2021-05-26 10:53:01 +02:00 · 2021-05-26 10:53:01 +02:00 · 25b031e3c3
commit 25b031e3c3
parent 7fcf1d6184
1 changed files with 260 additions and 0 deletions
--- a/doc/short-guide-to-pandocs-sources.md
+++ b/doc/short-guide-to-pandocs-sources.md
@ -0,0 +1,260 @@
+---
+title: Short guide to pandoc's sources
+subtitle: Laying a path for code wanderers
+author: Albert Krewinkel
+date: 2021-06-07
+---
+
+Pandoc, the universal document converter, can serve as a nice intro
+into functional programming with Haskell. For many contributors,
+including the author of this guide, pandoc was their first real
+exposure to this language. Despite its impressive size of more than
+60.000 lines of Haskell code (excluding the test suite), pandoc is
+still very approachable due to its modular architecture. It can
+serve as an interesting subject for learning.
+
+This guide exists to navigate the large amount of sources, to
+lay-out a path that can be followed for learning, and to explain the
+underlying concepts.
+
+A basic understanding of Haskell and of pandoc's functionality is
+assumed.
+
+# Getting the code
+
+Pandoc has a publicly accessible git repository on GitHub:
+<https://github.com/jgm/pandoc>. To get a local copy of the source:
+
+    git clone https://github.com/jgm/pandoc
+
+The source for the main pandoc program is `app/pandoc.hs`. The
+source for the pandoc library is in `src/`, the source for the tests
+is in `test/`, and the source for the benchmarks is in `benchmark/`.
+
+Core type definitions are in the separate [*pandoc-types* repo].
+Get it with
+
+    git clone https://github.com/jgm/pandoc-types
+
+The organization of library and test sources is identical to the
+main repo.
+
+[*pandoc-types* repo]: https://github.com/jgm/pandoc-types
+
+# Document representation
+
+The way documents are represented in pandoc is part of its success.

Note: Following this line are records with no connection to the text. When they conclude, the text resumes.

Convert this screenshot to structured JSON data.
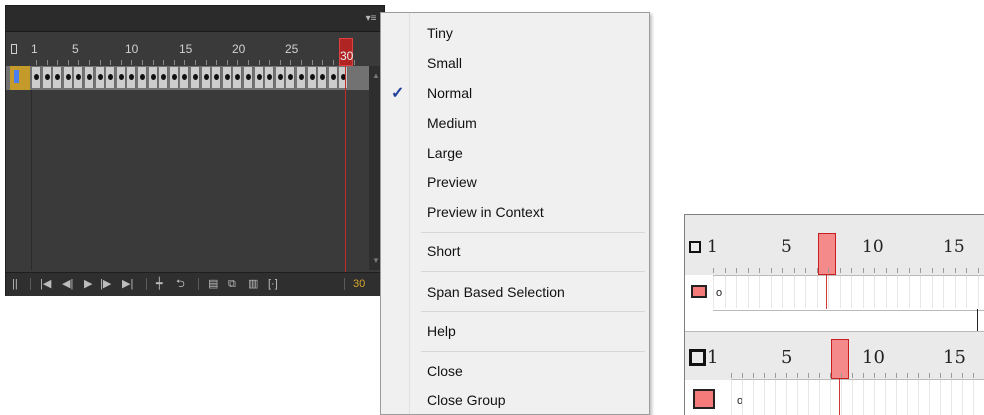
{
  "timeline": {
    "menu_icon": "panel-menu-icon",
    "ruler_labels": [
      "1",
      "5",
      "10",
      "15",
      "20",
      "25",
      "30"
    ],
    "current_frame": "30",
    "toolbar_icons": [
      "layer-handle-icon",
      "first-frame-icon",
      "prev-frame-icon",
      "play-icon",
      "next-frame-icon",
      "last-frame-icon",
      "center-frame-icon",
      "loop-icon",
      "onion-skin-icon",
      "onion-outline-icon",
      "edit-multiple-frames-icon",
      "onion-markers-icon"
    ]
  },
  "menu": {
    "items": [
      {
        "label": "Tiny"
      },
      {
        "label": "Small"
      },
      {
        "label": "Normal",
        "checked": true
      },
      {
        "label": "Medium"
      },
      {
        "label": "Large"
      },
      {
        "label": "Preview"
      },
      {
        "label": "Preview in Context"
      },
      {
        "label": "Short"
      },
      {
        "label": "Span Based Selection"
      },
      {
        "label": "Help"
      },
      {
        "label": "Close"
      },
      {
        "label": "Close Group"
      }
    ],
    "check_glyph": "✓"
  },
  "preview": {
    "small_labels": [
      "1",
      "5",
      "10",
      "15"
    ],
    "large_labels": [
      "1",
      "5",
      "10",
      "15"
    ],
    "frame_marker": "o"
  },
  "colors": {
    "panel_bg": "#3a3a3a",
    "playhead": "#b02424",
    "accent_frame": "#c49a2a",
    "preview_playhead": "#f58a8a"
  }
}
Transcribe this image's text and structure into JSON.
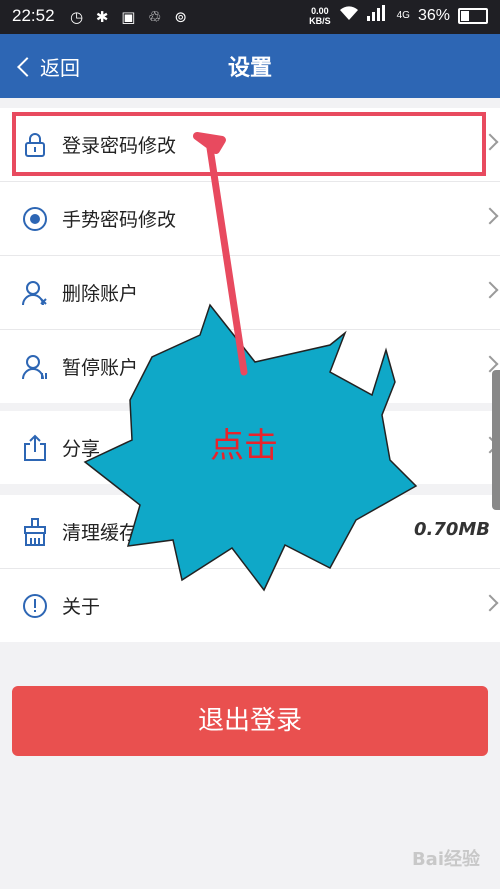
{
  "status_bar": {
    "time": "22:52",
    "network_speed_value": "0.00",
    "network_speed_unit": "KB/S",
    "network_type": "4G",
    "battery": "36%"
  },
  "nav": {
    "back_label": "返回",
    "title": "设置"
  },
  "settings": {
    "group1": [
      {
        "label": "登录密码修改",
        "icon": "lock-icon"
      },
      {
        "label": "手势密码修改",
        "icon": "gesture-icon"
      },
      {
        "label": "删除账户",
        "icon": "user-delete-icon"
      },
      {
        "label": "暂停账户",
        "icon": "user-pause-icon"
      }
    ],
    "group2": [
      {
        "label": "分享",
        "icon": "share-icon"
      }
    ],
    "group3": [
      {
        "label": "清理缓存",
        "icon": "brush-icon",
        "value": "0.70MB"
      },
      {
        "label": "关于",
        "icon": "info-icon"
      }
    ]
  },
  "logout_label": "退出登录",
  "annotation": {
    "callout_text": "点击"
  },
  "watermark": "Bai经验",
  "colors": {
    "nav_bg": "#2d66b4",
    "highlight": "#e84a5f",
    "callout_fill": "#0fa8c8",
    "logout_bg": "#e9504f"
  }
}
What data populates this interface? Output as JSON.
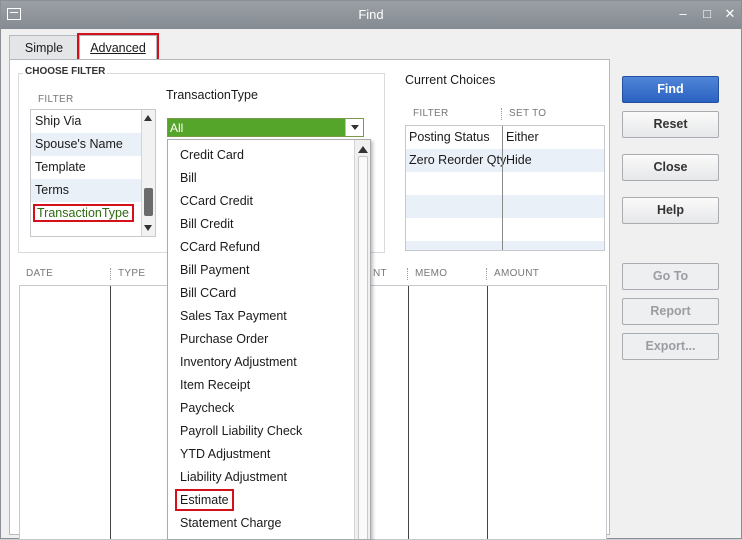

+Every document is read into one central data structure, the
+so-called *abstract syntax tree* (AST).
+
+The AST is defined in module `Text.Pandoc.Definition` in package
+[*pandoc-types*].
+
+It is not necessary to understand the AST in detail, just check-out
+the following points:
+
+ * The [`Pandoc`][def-Pandoc] type serves as the central structure.
+
+ * A document has metadata and a list of "block" elements.
+
+ * There are various types of [blocks][def-Block]; some contain raw
+   text, others contain "Inline" elements.
+
+ * [Inlines][def-Inline] are "running text", with many different
+   types. The most important contstructors are `Str` (a word),
+   `Space` (a space char), `Emph` (emphasized text), and `Strong`
+   (strongly emphasized text). It's worth checking their
+   definitions.
+
+ * Element attributes are captured as [`Attr`][def-Attr], which is a
+   triple of the element identifier, its classes, and the key-value
+   pairs.^[For plans to change this see [jgm/pandoc-types#88].]
+
+[*pandoc-types*]: https://hackage.haskell.org/package/pandoc-types
+[jgm/pandoc-types#88]: https://github.com/jgm/pandoc-types/issues/88
+[def-Pandoc]: https://hackage.haskell.org/package/pandoc-types/docs/src/Text.Pandoc.Definition.html#Pandoc
+[def-Block]: https://hackage.haskell.org/package/pandoc-types/docs/src/Text.Pandoc.Definition.html#Block
+[def-Inline]: https://hackage.haskell.org/package/pandoc-types/docs/src/Text.Pandoc.Definition.html#Inline
+[def-Attr]: https://hackage.haskell.org/package/pandoc-types/docs/src/Text.Pandoc.Definition.html#Attr
+
+# Basic architecture
+
+Take a look at pandoc's source files. The code is below the `src`
+directory, in the `Text.Pandoc` module. The basic flow is:
+
+ 1. Document is parsed into the internal representation by a
+    *reader*;
+
+ 2. the document AST is modified (optional);
+
+ 3. then the internal respresentation is converted into the target
+    format by a *writer*.
+
+The [*readers*] can be found in `Text.Pandoc.Readers`, while the
+[*writers*] are submodules of `Text.Pandoc.Writers`. The document
+modification step is powerful and used in different ways, e.g., in
+[*filters*].
+
+These parts are the "muscles" of pandoc, which do the heavy lifting.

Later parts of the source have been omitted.